Enkele dagen later berichtten de kranten over een opmerkelijke verbetering van de luchtkwaliteit in de steden. Weinig lezers waren na lectuur van dit artikel met stomheid geslagen. Door de week puften de steden als van oudsher onder de uitlaatgassen en donderden de vrachtwagens over de wegen, maar op zondag 18 november 1973 reden er voor het eerst sinds heel lang geen auto’s in België. Of beter: bijna geen.

Het was de Nederlandse minister van Economische Zaken, de latere premier Ruud Lubbers (CDA), die het idee van de autoloze zondag op 30 oktober 1973 lanceerde. Nederland werd wegens zijn vermeend bevoorrechte relatie met Israël extra geviseerd door de Arabische olieproducerende landen. De Jom Kippoeroorlog leidde tot een boycot. Almaar meer Arabische landen staakten de uitvoer van olie naar Rotterdam. De regering onder leiding van de sociaal-democraat Joop Den Uyl (PVDA) nam maatregelen om te voorkomen dat de strategische stocks aangesproken zouden moeten worden. “Den Uyl zit in de olie”, zong Vader Abraham. Vol leedvermaak schafte ook Vlaanderen zich het singletje aan.

DE GOAL VAN JAN VERHEYEN

De aankondiging van het algemeen rijverbod op zondag 4 november, vergrootte nog de hamsterwoede bij onze noorderburen. Tot 15.000 jerrycans gingen er in één week tijd over de toonbank. Zelfs in het toch al van fietsen vergeven Nederland deden de rijwielhandelaren gouden zaken. Producent Gazelle verkocht duizend fietsen meer dan in dezelfde week het jaar voordien.

Een Amsterdamse fietsenboer met Nederlandse koopmansgeest afficheerde winkelbreed: “Neem zondag de fiets”. Wie zich die week geen tweewieler had aangeschaft, kon die nog altijd bij hem huren. Veel slechter verging het de Nederlandse horeca. Veertig procent van de gasten van cafés, restaurants en hotels haakte af. Zonder auto bleven veel noorderburen gewoon thuis op de sofa zitten.

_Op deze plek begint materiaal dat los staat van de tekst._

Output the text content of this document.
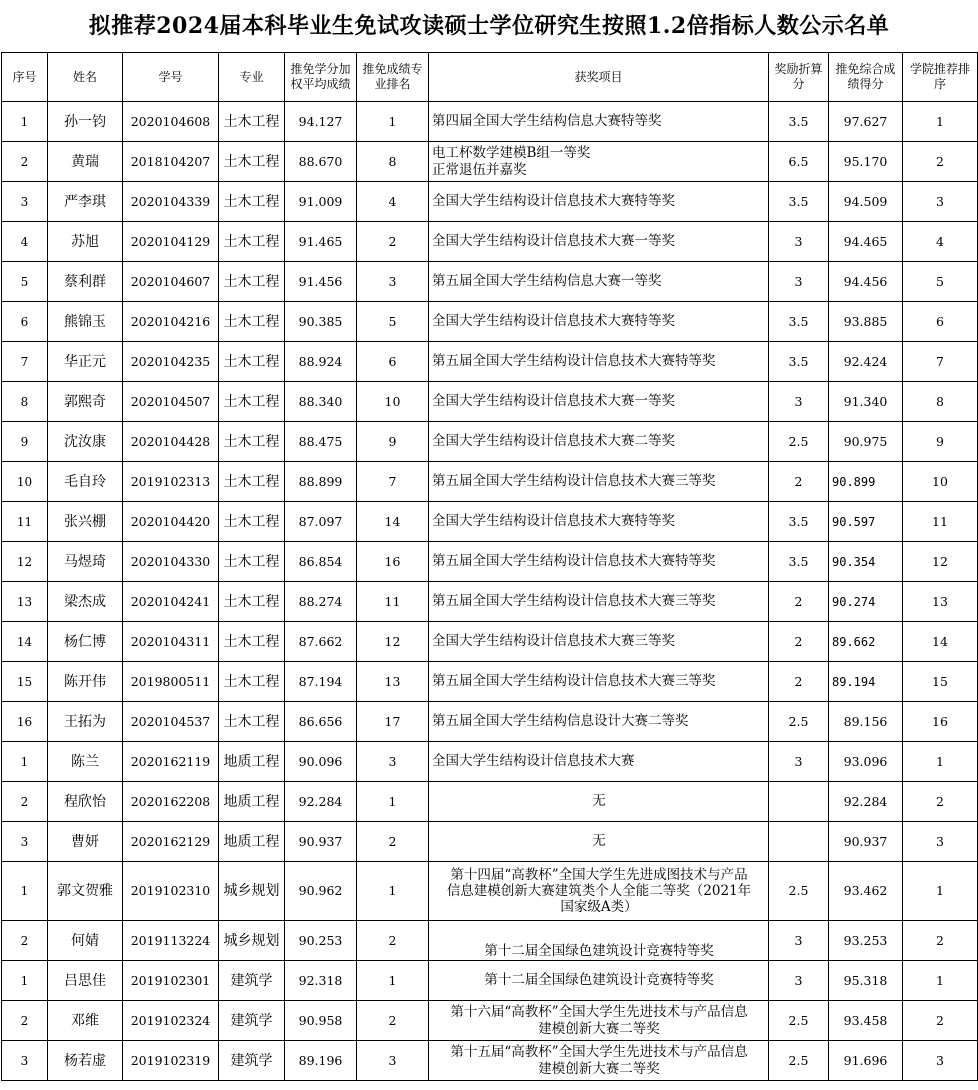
拟推荐2024届本科毕业生免试攻读硕士学位研究生按照1.2倍指标人数公示名单
序号	姓名	学号	专业	推免学分加权平均成绩	推免成绩专业排名	获奖项目	奖励折算分	推免综合成绩得分	学院推荐排序
1	孙一钧	2020104608	土木工程	94.127	1	第四届全国大学生结构信息大赛特等奖	3.5	97.627	1
2	黄瑞	2018104207	土木工程	88.670	8	电工杯数学建模B组一等奖
正常退伍并嘉奖	6.5	95.170	2
3	严李琪	2020104339	土木工程	91.009	4	全国大学生结构设计信息技术大赛特等奖	3.5	94.509	3
4	苏旭	2020104129	土木工程	91.465	2	全国大学生结构设计信息技术大赛一等奖	3	94.465	4
5	蔡利群	2020104607	土木工程	91.456	3	第五届全国大学生结构信息大赛一等奖	3	94.456	5
6	熊锦玉	2020104216	土木工程	90.385	5	全国大学生结构设计信息技术大赛特等奖	3.5	93.885	6
7	华正元	2020104235	土木工程	88.924	6	第五届全国大学生结构设计信息技术大赛特等奖	3.5	92.424	7
8	郭熙奇	2020104507	土木工程	88.340	10	全国大学生结构设计信息技术大赛一等奖	3	91.340	8
9	沈汝康	2020104428	土木工程	88.475	9	全国大学生结构设计信息技术大赛二等奖	2.5	90.975	9
10	毛自玲	2019102313	土木工程	88.899	7	第五届全国大学生结构设计信息技术大赛三等奖	2	90.899	10
11	张兴棚	2020104420	土木工程	87.097	14	全国大学生结构设计信息技术大赛特等奖	3.5	90.597	11
12	马煜琦	2020104330	土木工程	86.854	16	第五届全国大学生结构设计信息技术大赛特等奖	3.5	90.354	12
13	梁杰成	2020104241	土木工程	88.274	11	第五届全国大学生结构设计信息技术大赛三等奖	2	90.274	13
14	杨仁博	2020104311	土木工程	87.662	12	全国大学生结构设计信息技术大赛三等奖	2	89.662	14
15	陈开伟	2019800511	土木工程	87.194	13	第五届全国大学生结构设计信息技术大赛三等奖	2	89.194	15
16	王拓为	2020104537	土木工程	86.656	17	第五届全国大学生结构信息设计大赛二等奖	2.5	89.156	16
1	陈兰	2020162119	地质工程	90.096	3	全国大学生结构设计信息技术大赛	3	93.096	1
2	程欣怡	2020162208	地质工程	92.284	1	无		92.284	2
3	曹妍	2020162129	地质工程	90.937	2	无		90.937	3
1	郭文贺雅	2019102310	城乡规划	90.962	1	第十四届“高教杯”全国大学生先进成图技术与产品
信息建模创新大赛建筑类个人全能二等奖（2021年
国家级A类）	2.5	93.462	1
2	何婧	2019113224	城乡规划	90.253	2	第十二届全国绿色建筑设计竞赛特等奖	3	93.253	2
1	吕思佳	2019102301	建筑学	92.318	1	第十二届全国绿色建筑设计竞赛特等奖	3	95.318	1
2	邓维	2019102324	建筑学	90.958	2	第十六届“高教杯”全国大学生先进技术与产品信息
建模创新大赛二等奖	2.5	93.458	2
3	杨若虚	2019102319	建筑学	89.196	3	第十五届“高教杯”全国大学生先进技术与产品信息
建模创新大赛二等奖	2.5	91.696	3
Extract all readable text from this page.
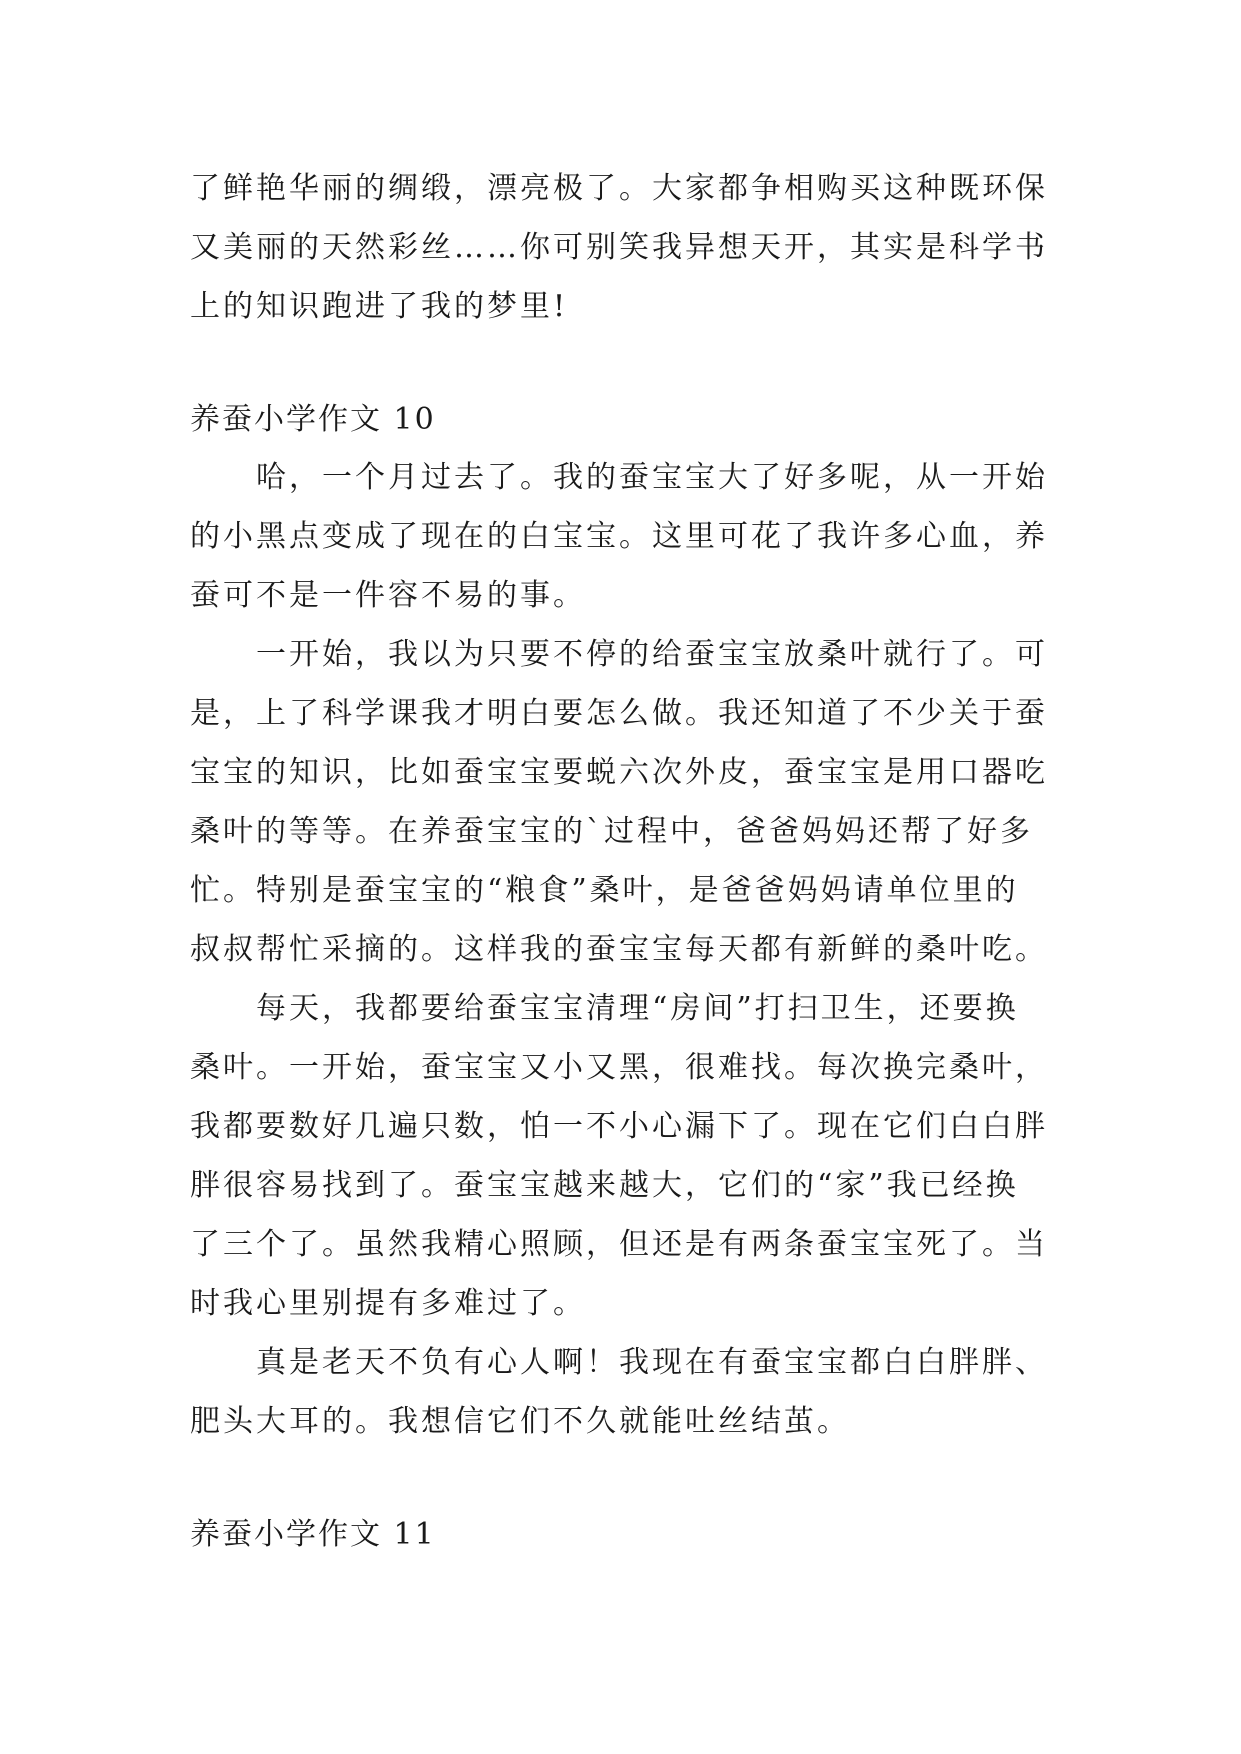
了鲜艳华丽的绸缎，漂亮极了。大家都争相购买这种既环保
又美丽的天然彩丝……你可别笑我异想天开，其实是科学书
上的知识跑进了我的梦里!
养蚕小学作文 10
哈，一个月过去了。我的蚕宝宝大了好多呢，从一开始
的小黑点变成了现在的白宝宝。这里可花了我许多心血，养
蚕可不是一件容不易的事。
一开始，我以为只要不停的给蚕宝宝放桑叶就行了。可
是，上了科学课我才明白要怎么做。我还知道了不少关于蚕
宝宝的知识，比如蚕宝宝要蜕六次外皮，蚕宝宝是用口器吃
桑叶的等等。在养蚕宝宝的`过程中，爸爸妈妈还帮了好多
忙。特别是蚕宝宝的“粮食”桑叶，是爸爸妈妈请单位里的
叔叔帮忙采摘的。这样我的蚕宝宝每天都有新鲜的桑叶吃。
每天，我都要给蚕宝宝清理“房间”打扫卫生，还要换
桑叶。一开始，蚕宝宝又小又黑，很难找。每次换完桑叶，
我都要数好几遍只数，怕一不小心漏下了。现在它们白白胖
胖很容易找到了。蚕宝宝越来越大，它们的“家”我已经换
了三个了。虽然我精心照顾，但还是有两条蚕宝宝死了。当
时我心里别提有多难过了。
真是老天不负有心人啊！我现在有蚕宝宝都白白胖胖、
肥头大耳的。我想信它们不久就能吐丝结茧。
养蚕小学作文 11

De eerste Belgische autoloze zondag viel samen met de derde Nederlandse. Die 18de november kwalificeerde de Nederlandse voetbalploeg met Johan Cruijff en Rob Rensenbrink zich ook voor de eindronde van de wereldbeker in Duitsland (1974), ten nadele van de Rode Duivels. Volledig onterecht, want na een potje voorbeeldig laf Belgisch voetbal werd een doelpunt van Jan Verheyen in de slotfase van de wedstrijd afgekeurd. Heel België had gezien dat Verheyen niet buitenspel liep, toen Paul Van Himst zijn vrijschop over de Nederlandse verdediging borstelde.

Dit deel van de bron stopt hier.